From March 8 to 10 in 1998, the first International Conference on the date palm, under the patronage of Sheikh Nahyan bin Mubarak, was held at Al Ain, the ‘Garden City’ of the UAE. Organized jointly by the Emirates University’s Faculty of Agricultural Science and the Ministry of Agriculture and Livestock at Al Ain, the conference presented from around the world, the findings of research on date palms.
Its primary aim was to find solutions to the problems associated with date palm cultivation. Over 100 papers were presented by agricultural scientists and experts from 20 countries, including the UAE, Saudi Arabia and other countries from Europe and Asia. The papers dealt with new development in date palm cultivation, post-harvest processing and the utilization of the trees’ by-products.
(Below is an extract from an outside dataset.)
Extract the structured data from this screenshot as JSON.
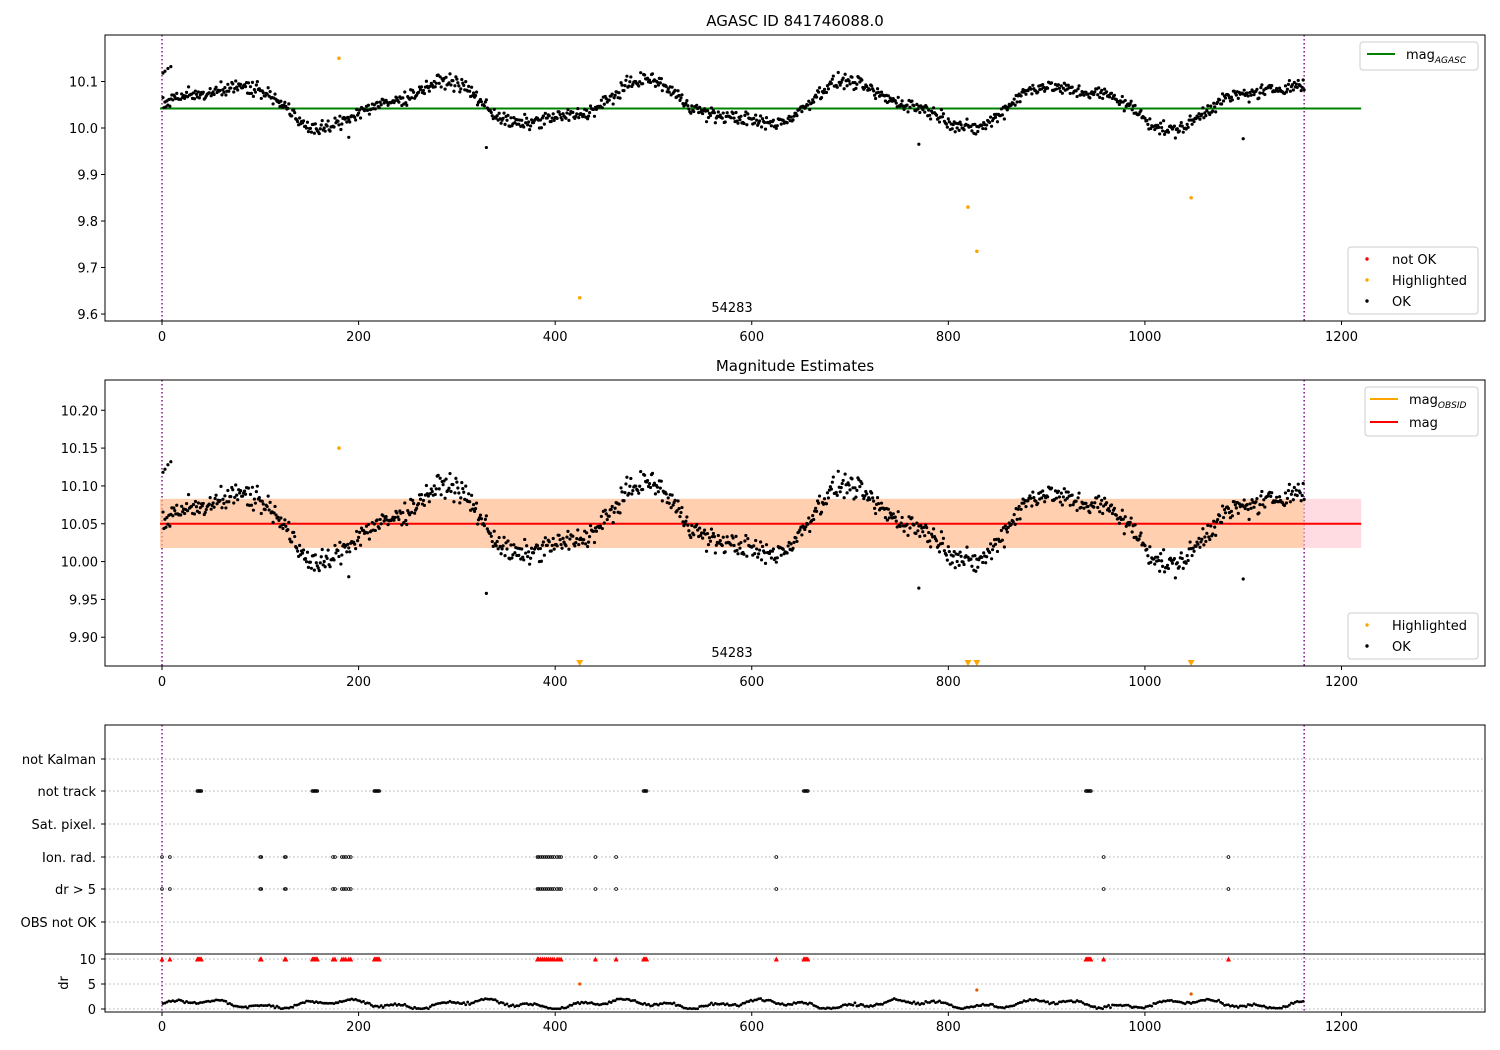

Professor Mahmoud Alafili, Dean of the Faculty of Agricultural Sciences, Emirates University, discussing the symposium and its locale said, “the prominence of this conference stems from the fact that it is held in a country that is steadily and rigorously becoming the world leader in date palms both qualitatively and quantitatively.”
The conference held in the land which has been a pioneer in date palm farming, will no doubt further enhance the cultivation of this ancient fruit. The employment of the most advanced technology throughout the UAE has resulted in the fast growth in the number of palm trees and continued increase in the size and variety of date production.
The few date palms found in the oases of the country a near 50 years ago have given birth to the millions one sees today in every corner of the land. It is a testimony to the ‘greenification of the desert’ vision of Sheikh Zayed who filled his country with farms, shrubs and trees – at the top of which stands the date palm – ‘Arabia’s tree of Paradise’.